The debt and related spending questions were well marked by Professor Brat in the primary campaign, where he repeatedly went after Mr. Cantor for voting to borrow yet more money. He hasn’t even had the nomination a day and the Democrats are suddenly aghast that Mr. Cantor has been retired. They are already mocking Professor Brat for his admiration for Ayn Rand. It reminds us of the New York Times criticizing Paul Ryan for being an unworthy disciple of the Objectivist author. It happens that neither Mr. Brat nor Mr. Ryan describes himself as a per se “Randian.”
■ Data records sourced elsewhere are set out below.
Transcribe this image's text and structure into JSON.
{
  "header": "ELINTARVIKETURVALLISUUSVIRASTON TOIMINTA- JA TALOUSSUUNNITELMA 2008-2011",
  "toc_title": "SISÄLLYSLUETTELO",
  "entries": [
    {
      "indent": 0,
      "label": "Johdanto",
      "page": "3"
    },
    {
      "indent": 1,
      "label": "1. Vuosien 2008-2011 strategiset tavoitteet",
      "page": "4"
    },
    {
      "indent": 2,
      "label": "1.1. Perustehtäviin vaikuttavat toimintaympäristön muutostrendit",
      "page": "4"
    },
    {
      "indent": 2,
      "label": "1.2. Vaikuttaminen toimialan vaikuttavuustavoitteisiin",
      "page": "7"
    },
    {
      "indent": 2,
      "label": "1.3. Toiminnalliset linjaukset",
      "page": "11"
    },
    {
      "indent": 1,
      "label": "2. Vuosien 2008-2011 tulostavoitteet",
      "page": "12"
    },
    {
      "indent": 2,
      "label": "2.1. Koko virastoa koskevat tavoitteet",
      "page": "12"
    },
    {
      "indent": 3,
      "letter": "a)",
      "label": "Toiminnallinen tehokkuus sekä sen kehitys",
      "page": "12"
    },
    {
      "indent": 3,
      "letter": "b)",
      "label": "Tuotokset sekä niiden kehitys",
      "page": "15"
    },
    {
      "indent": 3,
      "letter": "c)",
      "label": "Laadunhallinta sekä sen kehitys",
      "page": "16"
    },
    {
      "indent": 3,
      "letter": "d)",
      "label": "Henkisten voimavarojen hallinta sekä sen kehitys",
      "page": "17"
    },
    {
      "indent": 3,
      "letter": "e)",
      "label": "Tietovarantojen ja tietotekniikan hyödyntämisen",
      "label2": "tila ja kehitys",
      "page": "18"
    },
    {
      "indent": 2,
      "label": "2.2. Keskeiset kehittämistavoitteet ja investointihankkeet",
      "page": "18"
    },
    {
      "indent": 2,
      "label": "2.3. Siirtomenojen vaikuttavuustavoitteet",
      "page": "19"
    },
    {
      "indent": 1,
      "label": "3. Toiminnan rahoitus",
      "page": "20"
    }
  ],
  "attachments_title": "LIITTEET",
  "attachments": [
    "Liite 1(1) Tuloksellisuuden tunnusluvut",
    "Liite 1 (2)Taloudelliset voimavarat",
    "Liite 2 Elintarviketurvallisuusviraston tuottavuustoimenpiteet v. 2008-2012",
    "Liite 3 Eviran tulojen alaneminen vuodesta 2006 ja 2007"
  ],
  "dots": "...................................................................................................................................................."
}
It would be naïve for Mr. Brat, or anyone else, to imagine that the young Virginian would, if elected, have a sudden impact on policy in the House; it takes several terms for a member to gain stature. But rarely has anyone entered a House race with the kind of attention that Mr. Brat has gained by virtue of being a giant slayer. Our hopes for Mr. Brat rest on the fact that he has studied economics through the prism of ethics — and vice versa. Taxing and spending are largely policy debates, after all, but sound money is at bottom a moral question.

The issue in Mr. Brat’s kit that we worry about most is immigration. We take immigration to be a sign of America’s position of relative attractivensss and the immigrants themselves as a gift. We have previously written about the need to merge the pro-immigration and pro-life movements, to choose life. But Professor Brat has been making a point that your editor has been making for more than a generation — namely the need to create the conditions for economic growth in the developing countries. It’s in America’s interest that prosperity be enjoyed by other countries as well.

We mark the point because we oppose the nativist arguments. And we’re glad we’re not hearing them from Mr. Brat. On the contrary, we’re hearing a pro-freedom, rule of law, pro-growth, pro-capitalist argument. So we wish him well in the general election. If as a result of what just happened at Virginia the Representatives House shifts to the right, as the New York Times is precipitating, it’ll be a good thing. It will strengthen the hand of those who want to force, among other issues, the question of debt and monetary reform on which Mr. Cantor, for all his many virtues, failed to deliver.